PRS on Plastic Product Containers
Waste plastics constitute about 20% of our municipal solid waste disposal, amongst which about 10% are plastic containers. Given their non-degradable nature, once disposed of at the landfills, the plastics will remain there for years and put on a long-term environmental burden on the landfills. Besides, there is also high aspiration in the community for plastic container recycling through implementation of PRS. To this end, EPD commissioned a consultancy study in October 2017 on how to implement a PRS on suitable plastic containers, mainly those carrying beverages or personal care products.

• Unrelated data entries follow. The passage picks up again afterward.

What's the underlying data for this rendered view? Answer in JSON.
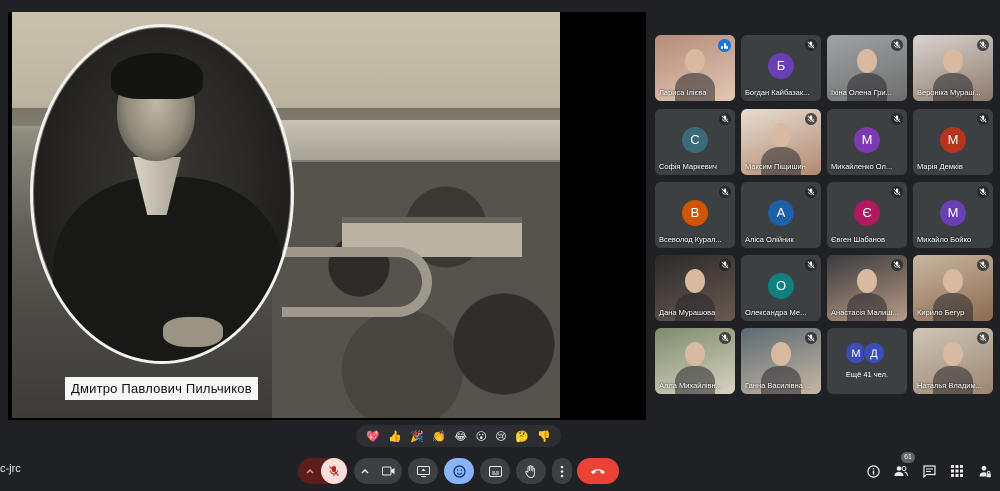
{
  "slide": {
    "caption": "Дмитро Павлович Пильчиков"
  },
  "participants": [
    {
      "name": "Лариса Ілієва",
      "kind": "video",
      "speaking": true
    },
    {
      "name": "Богдан Кайбазак...",
      "kind": "avatar",
      "initial": "Б",
      "color": "#6a3fb5",
      "muted": true
    },
    {
      "name": "Іхіна Олена Гри...",
      "kind": "video",
      "muted": true
    },
    {
      "name": "Вероніка Мураш...",
      "kind": "video",
      "muted": true
    },
    {
      "name": "Софія Маркевич",
      "kind": "avatar",
      "initial": "С",
      "color": "#3b6b78",
      "muted": true
    },
    {
      "name": "Максим Піщишин",
      "kind": "video",
      "muted": true
    },
    {
      "name": "Михайленко Ол...",
      "kind": "avatar",
      "initial": "М",
      "color": "#7b3ab0",
      "muted": true
    },
    {
      "name": "Марія Демків",
      "kind": "avatar",
      "initial": "М",
      "color": "#b5341b",
      "muted": true
    },
    {
      "name": "Всеволод Курал...",
      "kind": "avatar",
      "initial": "В",
      "color": "#d35400",
      "muted": true
    },
    {
      "name": "Аліса Олійник",
      "kind": "avatar",
      "initial": "А",
      "color": "#1f5fa8",
      "muted": true
    },
    {
      "name": "Євген Шабанов",
      "kind": "avatar",
      "initial": "Є",
      "color": "#b0185f",
      "muted": true
    },
    {
      "name": "Михайло Бойко",
      "kind": "avatar",
      "initial": "М",
      "color": "#6a3fb5",
      "muted": true
    },
    {
      "name": "Дана Мурашова",
      "kind": "video",
      "muted": true
    },
    {
      "name": "Олександра Ме...",
      "kind": "avatar",
      "initial": "О",
      "color": "#117f7f",
      "muted": true
    },
    {
      "name": "Анастасія Малиш...",
      "kind": "video",
      "muted": true
    },
    {
      "name": "Кирило Бегур",
      "kind": "video",
      "muted": true
    },
    {
      "name": "Алла Михайлівн...",
      "kind": "video",
      "muted": true
    },
    {
      "name": "Ганна Василівна ...",
      "kind": "video",
      "muted": true
    },
    {
      "name": "Ещё 41 чел.",
      "kind": "more",
      "initials": [
        "М",
        "Д"
      ],
      "colors": [
        "#3b4db8",
        "#3b4db8"
      ]
    },
    {
      "name": "Наталья Владим...",
      "kind": "video",
      "muted": true
    }
  ],
  "reactions": [
    "💖",
    "👍",
    "🎉",
    "👏",
    "😂",
    "😮",
    "😢",
    "🤔",
    "👎"
  ],
  "footer": {
    "meeting_code": "c-jrc",
    "participant_count": "61"
  },
  "colors": {
    "background": "#202124",
    "control": "#3c4043",
    "muted_red": "#ea4335",
    "end_call": "#ea4335",
    "active_blue": "#8ab4f8"
  }
}
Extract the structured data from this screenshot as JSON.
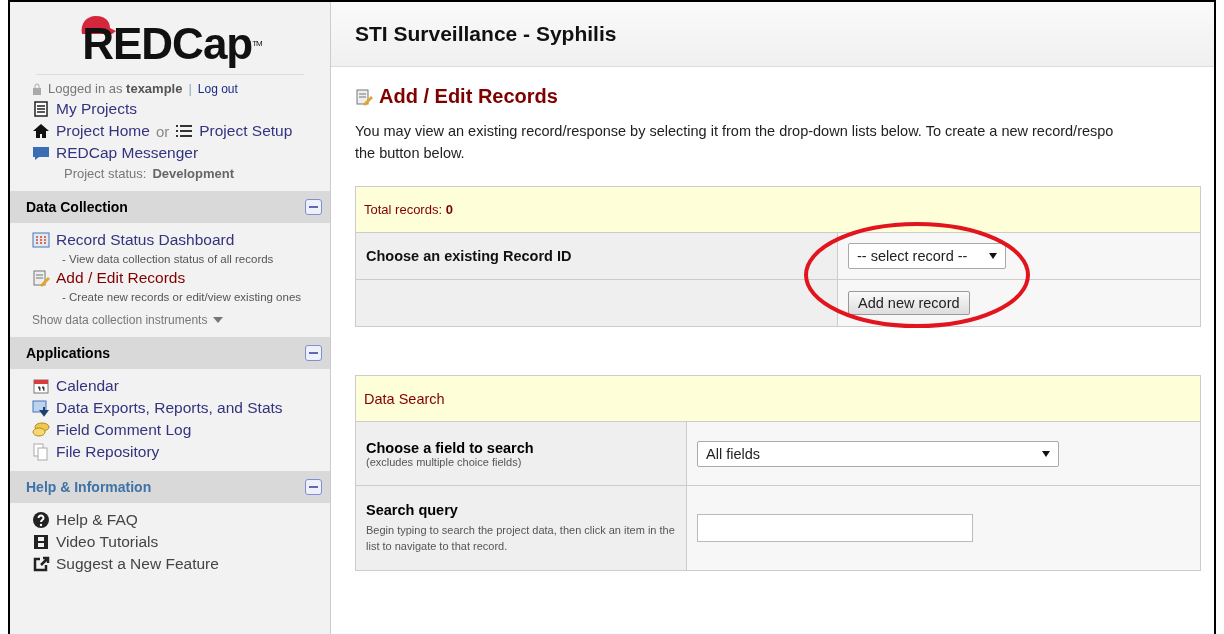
{
  "logo": {
    "text": "REDCap",
    "tm": "TM"
  },
  "login": {
    "prefix": "Logged in as",
    "user": "texample",
    "separator": "|",
    "logout": "Log out"
  },
  "top_links": [
    {
      "label": "My Projects"
    },
    {
      "label": "Project Home",
      "joiner": "or",
      "second": "Project Setup"
    },
    {
      "label": "REDCap Messenger"
    }
  ],
  "project_status": {
    "label": "Project status:",
    "value": "Development"
  },
  "sections": [
    {
      "title": "Data Collection",
      "color": "#000000",
      "items": [
        {
          "label": "Record Status Dashboard",
          "note": "- View data collection status of all records",
          "selected": false
        },
        {
          "label": "Add / Edit Records",
          "note": "- Create new records or edit/view existing ones",
          "selected": true
        }
      ],
      "footer": "Show data collection instruments"
    },
    {
      "title": "Applications",
      "color": "#000000",
      "items": [
        {
          "label": "Calendar",
          "selected": false
        },
        {
          "label": "Data Exports, Reports, and Stats",
          "selected": false
        },
        {
          "label": "Field Comment Log",
          "selected": false
        },
        {
          "label": "File Repository",
          "selected": false
        }
      ]
    },
    {
      "title": "Help & Information",
      "color": "#3e72a8",
      "items": [
        {
          "label": "Help & FAQ",
          "selected": false
        },
        {
          "label": "Video Tutorials",
          "selected": false
        },
        {
          "label": "Suggest a New Feature",
          "selected": false
        }
      ]
    }
  ],
  "project_title": "STI Surveillance - Syphilis",
  "page_title": "Add / Edit Records",
  "intro": [
    "You may view an existing record/response by selecting it from the drop-down lists below. To create a new record/respo",
    "the button below."
  ],
  "records_table": {
    "total_label": "Total records:",
    "total": "0",
    "choose_label": "Choose an existing Record ID",
    "select_value": "-- select record --",
    "add_button": "Add new record"
  },
  "annotation": {
    "kind": "ellipse",
    "color": "#e2141e"
  },
  "search_table": {
    "title": "Data Search",
    "field_label": "Choose a field to search",
    "field_note": "(excludes multiple choice fields)",
    "field_value": "All fields",
    "query_label": "Search query",
    "query_note": "Begin typing to search the project data, then click an item in the list to navigate to that record."
  }
}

Having considered the results of initial stage of the consultancy study, we have affirmed the feasibility to introduce a PRS on plastic beverage containers, and have decided to press ahead first with the introduction of a PRS for plastic beverage containers which account for about 60% of the overall plastic containers disposed of in Hong Kong. These plastic beverage containers are of a higher recyclable value and are relatively easy to be cleansed for proper recycling. We will also consider introducing similar arrangement to that of “deposit-refund system” implemented in other jurisdictions by providing an economic incentive to encourage public to return used plastic beverage containers for recycling, and to explore the application of Reverse Vending Machine (RVM) to enhance the recovery efficiency of plastic beverage containers, taking into account the feasibility and cost-effectiveness of using such equipment and the space constraints of Hong Kong. In this relation, we are preparing to launch a pilot scheme on the application of RVM in 2nd half of 2019 to assess its effectiveness in collection of waste plastic beverage containers.
The consultant has consulted the relevant trade associations and stakeholders listening to their views on the initial recommendations of PRS and is consolidating the information for submitting a detailed proposal to EPD. Subject to the recommendations of the consultant, we will prepare to consult the public on the proposal and way forward.